Title | Compression entropy contributes to risk stratification in patients with cardiomyopathy. | ||
Author | Truebner, Sandra; Cygankiewicz, Iwona; Schroeder, Rico; Baumert, Mathias; Vallverdu, Montserrat; Caminal, Pere; Vazquez, Rafael; Bayes de Luna, Antoni; Voss, Andreas | ||
Journal | Biomed Tech (Berl) | Publication Year/Month | 2006-Jul |
PMID | 16915769 | PMCID | -N/A- |
Affiliation | 1.Department of Medical Engineering, University of Applied Sciences Jena, Jena, Germany. |
Sudden cardiac death (SCD) is a leading cause of mortality with an incidence of 3 million cases per year worldwide. Therapies for patients who have survived an SCD episode or have a high risk of developing lethal ventricular arrhythmia are well established and depend mainly on risk stratification. In this study we investigated the suitability of the non-linear measure compression entropy (Hc) for improved risk prediction in cardiac patients. We recorded 24-h Holter ECG for 300 patients with congestive heart failure (CHF). During a mean follow-up period of 12 months, 32 patients died due to a cardiac event. Hc depends on the compression parameters window length w and buffer length b, which were optimised by analysing a subgroup of patients.
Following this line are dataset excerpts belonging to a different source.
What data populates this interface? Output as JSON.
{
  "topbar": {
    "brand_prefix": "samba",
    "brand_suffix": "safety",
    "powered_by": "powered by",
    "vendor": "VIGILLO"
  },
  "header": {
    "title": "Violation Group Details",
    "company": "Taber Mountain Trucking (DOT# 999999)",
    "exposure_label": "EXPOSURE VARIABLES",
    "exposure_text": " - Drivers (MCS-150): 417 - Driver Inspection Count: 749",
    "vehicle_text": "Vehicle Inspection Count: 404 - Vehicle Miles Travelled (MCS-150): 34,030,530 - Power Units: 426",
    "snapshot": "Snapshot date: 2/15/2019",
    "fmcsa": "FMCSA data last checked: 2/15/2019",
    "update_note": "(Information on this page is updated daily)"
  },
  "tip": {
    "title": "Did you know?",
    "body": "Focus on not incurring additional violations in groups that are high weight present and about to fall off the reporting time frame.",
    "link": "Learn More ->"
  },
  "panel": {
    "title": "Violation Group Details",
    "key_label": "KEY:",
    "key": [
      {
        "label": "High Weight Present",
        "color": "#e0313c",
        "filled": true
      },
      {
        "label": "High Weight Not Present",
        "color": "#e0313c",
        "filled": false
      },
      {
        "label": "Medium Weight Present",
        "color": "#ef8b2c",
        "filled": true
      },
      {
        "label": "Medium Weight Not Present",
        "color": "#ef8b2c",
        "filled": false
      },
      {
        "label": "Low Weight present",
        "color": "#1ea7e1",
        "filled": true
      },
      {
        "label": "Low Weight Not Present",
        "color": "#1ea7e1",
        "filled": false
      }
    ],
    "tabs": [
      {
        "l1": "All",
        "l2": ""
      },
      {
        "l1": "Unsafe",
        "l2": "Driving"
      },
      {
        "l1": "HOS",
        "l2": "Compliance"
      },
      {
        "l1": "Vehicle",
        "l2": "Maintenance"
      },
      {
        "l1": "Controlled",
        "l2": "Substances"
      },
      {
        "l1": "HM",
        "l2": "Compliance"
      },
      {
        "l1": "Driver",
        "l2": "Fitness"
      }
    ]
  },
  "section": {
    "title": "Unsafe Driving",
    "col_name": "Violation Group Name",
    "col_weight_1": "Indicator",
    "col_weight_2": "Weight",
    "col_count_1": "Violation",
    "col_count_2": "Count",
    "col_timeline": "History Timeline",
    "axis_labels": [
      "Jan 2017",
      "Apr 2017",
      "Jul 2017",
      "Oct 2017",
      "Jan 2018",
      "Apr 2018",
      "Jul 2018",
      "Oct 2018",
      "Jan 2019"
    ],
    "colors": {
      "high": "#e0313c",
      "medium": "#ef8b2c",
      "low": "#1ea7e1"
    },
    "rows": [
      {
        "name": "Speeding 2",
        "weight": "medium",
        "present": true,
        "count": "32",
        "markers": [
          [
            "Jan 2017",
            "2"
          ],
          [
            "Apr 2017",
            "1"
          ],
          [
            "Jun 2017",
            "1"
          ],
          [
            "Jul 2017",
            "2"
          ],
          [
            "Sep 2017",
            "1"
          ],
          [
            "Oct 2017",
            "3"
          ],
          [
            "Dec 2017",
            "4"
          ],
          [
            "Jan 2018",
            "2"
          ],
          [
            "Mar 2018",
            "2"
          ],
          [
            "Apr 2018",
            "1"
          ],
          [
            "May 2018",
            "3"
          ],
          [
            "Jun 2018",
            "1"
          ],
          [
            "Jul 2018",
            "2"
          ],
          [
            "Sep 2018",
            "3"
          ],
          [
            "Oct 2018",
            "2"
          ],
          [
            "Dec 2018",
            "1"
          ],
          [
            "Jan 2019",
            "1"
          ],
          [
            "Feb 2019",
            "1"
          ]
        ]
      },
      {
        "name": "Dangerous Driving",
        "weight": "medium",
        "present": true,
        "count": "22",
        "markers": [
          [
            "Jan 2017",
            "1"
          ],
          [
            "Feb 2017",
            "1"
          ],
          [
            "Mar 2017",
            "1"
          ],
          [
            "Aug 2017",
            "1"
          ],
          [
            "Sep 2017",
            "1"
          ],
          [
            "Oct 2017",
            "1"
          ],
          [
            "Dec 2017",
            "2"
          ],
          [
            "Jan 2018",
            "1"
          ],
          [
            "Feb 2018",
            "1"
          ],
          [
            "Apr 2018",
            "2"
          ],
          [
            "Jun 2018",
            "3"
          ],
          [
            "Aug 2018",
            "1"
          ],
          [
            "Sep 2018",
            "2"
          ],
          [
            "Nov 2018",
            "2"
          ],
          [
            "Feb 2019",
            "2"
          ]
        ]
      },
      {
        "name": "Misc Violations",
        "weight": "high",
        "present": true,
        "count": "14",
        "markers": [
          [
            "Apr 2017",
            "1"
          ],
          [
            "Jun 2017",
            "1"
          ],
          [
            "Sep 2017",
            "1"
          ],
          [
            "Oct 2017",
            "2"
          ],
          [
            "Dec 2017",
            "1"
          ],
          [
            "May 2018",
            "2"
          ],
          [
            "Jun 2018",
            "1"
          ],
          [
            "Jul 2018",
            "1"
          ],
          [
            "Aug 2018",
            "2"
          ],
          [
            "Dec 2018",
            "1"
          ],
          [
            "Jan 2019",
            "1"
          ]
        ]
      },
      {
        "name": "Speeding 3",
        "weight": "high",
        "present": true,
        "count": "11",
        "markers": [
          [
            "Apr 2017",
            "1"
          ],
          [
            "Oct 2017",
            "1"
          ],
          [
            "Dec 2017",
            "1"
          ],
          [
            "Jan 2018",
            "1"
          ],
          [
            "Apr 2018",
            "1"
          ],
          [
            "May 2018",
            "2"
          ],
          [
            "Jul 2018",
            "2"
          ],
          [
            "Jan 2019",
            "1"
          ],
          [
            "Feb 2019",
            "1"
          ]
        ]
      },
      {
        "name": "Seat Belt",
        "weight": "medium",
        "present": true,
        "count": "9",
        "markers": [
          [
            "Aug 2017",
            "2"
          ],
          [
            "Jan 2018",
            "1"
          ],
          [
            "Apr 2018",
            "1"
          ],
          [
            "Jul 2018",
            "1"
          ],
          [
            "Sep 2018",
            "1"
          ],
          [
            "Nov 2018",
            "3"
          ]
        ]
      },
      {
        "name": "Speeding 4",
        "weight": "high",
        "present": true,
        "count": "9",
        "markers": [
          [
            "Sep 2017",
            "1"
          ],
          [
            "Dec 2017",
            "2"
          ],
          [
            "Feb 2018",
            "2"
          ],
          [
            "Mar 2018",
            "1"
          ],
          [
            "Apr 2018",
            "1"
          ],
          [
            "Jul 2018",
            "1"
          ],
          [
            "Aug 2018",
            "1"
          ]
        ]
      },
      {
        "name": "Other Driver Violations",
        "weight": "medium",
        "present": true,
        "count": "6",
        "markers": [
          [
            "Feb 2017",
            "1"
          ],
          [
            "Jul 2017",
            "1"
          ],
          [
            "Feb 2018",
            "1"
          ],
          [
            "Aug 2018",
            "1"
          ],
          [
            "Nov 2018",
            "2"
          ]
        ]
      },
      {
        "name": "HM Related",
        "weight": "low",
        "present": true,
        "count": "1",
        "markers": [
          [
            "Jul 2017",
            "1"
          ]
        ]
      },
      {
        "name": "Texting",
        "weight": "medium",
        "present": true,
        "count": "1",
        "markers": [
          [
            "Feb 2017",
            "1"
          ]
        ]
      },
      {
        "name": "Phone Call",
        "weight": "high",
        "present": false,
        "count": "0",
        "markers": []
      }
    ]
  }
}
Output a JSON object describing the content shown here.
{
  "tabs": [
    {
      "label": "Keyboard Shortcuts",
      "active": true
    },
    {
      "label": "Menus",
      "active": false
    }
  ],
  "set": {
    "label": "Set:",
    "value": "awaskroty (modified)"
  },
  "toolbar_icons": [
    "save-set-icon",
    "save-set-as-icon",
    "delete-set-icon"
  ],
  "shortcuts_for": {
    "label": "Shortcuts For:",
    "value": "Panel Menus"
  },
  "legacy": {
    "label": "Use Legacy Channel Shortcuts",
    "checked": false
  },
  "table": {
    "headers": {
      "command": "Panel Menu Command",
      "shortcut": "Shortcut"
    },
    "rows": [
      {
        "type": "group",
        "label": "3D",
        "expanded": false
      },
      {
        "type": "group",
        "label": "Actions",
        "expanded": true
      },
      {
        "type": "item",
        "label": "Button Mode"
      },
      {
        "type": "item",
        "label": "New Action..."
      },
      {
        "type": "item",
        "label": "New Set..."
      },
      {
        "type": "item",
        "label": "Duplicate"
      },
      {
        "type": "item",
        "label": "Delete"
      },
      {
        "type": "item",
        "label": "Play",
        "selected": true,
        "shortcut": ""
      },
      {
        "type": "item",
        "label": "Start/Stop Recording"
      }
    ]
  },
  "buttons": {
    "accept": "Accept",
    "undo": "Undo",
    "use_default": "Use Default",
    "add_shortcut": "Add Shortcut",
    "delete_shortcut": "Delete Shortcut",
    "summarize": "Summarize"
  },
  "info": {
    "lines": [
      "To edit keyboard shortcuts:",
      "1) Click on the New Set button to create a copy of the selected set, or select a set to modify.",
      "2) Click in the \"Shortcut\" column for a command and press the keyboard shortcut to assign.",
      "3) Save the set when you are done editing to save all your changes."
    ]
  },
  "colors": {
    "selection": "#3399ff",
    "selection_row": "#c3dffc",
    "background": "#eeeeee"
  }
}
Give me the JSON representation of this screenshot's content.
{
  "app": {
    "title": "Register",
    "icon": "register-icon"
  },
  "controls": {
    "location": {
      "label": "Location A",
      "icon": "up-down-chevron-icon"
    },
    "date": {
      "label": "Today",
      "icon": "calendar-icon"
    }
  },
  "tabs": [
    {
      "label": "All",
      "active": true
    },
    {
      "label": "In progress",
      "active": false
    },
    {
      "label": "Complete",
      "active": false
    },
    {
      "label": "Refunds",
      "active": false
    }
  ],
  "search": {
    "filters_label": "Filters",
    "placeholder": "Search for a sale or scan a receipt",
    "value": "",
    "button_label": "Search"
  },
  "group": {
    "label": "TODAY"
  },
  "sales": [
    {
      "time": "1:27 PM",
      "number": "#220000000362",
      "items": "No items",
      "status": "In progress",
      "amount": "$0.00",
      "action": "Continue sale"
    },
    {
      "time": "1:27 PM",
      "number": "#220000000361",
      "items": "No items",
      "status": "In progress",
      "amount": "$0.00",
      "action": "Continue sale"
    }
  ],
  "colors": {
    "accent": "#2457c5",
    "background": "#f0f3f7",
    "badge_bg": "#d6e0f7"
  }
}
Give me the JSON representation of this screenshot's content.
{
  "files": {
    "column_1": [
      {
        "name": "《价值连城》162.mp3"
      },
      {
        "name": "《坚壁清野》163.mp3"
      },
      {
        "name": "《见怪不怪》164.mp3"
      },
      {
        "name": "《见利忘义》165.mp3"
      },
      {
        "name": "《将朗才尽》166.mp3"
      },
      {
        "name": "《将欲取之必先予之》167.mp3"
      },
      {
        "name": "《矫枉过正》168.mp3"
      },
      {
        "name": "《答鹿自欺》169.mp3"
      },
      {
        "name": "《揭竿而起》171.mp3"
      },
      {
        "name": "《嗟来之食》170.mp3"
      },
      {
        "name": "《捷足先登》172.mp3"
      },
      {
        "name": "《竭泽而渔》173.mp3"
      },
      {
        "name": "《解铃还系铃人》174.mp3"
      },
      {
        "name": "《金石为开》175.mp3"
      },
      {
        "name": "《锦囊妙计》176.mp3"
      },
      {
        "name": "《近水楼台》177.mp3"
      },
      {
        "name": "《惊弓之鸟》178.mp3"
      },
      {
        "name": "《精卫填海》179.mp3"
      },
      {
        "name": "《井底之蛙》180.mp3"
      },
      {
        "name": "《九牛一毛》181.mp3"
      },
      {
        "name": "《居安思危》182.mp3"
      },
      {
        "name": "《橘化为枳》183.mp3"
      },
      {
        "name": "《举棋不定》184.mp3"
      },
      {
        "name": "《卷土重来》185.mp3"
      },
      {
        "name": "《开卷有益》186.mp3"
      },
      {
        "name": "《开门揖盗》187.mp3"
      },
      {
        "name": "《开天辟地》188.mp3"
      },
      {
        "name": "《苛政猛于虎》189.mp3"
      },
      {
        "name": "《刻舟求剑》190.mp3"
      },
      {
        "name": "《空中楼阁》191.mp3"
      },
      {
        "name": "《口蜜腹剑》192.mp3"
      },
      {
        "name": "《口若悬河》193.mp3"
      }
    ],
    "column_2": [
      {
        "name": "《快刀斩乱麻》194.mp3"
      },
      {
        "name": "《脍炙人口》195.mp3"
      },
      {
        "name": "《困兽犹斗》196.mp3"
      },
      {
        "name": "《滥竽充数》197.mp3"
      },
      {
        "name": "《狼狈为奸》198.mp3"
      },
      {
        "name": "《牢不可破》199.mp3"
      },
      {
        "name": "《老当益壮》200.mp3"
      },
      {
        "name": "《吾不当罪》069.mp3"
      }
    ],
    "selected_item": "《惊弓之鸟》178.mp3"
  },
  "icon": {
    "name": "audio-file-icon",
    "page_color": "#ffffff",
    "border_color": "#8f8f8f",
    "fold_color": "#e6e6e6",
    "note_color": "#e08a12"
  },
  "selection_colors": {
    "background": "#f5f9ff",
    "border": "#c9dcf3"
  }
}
Compression entropies based on the beat-to-beat interval (BBI) were subsequently calculated and compared with standard heartrate variability parameters. Statistical analysis revealed significant differences between high- and low-risk CHF patients in standard HRV measures, as well as compression entropy based on the BBI (cardiac death, p = 0.005; SCD, p = 0.02). In conclusion, the implementation of non-linear compression entropy analysis in multivariate analysis seems to be useful for enhanced risk stratification of cardiac death, especially SCD, in ischaemic cardiomyopathy patients.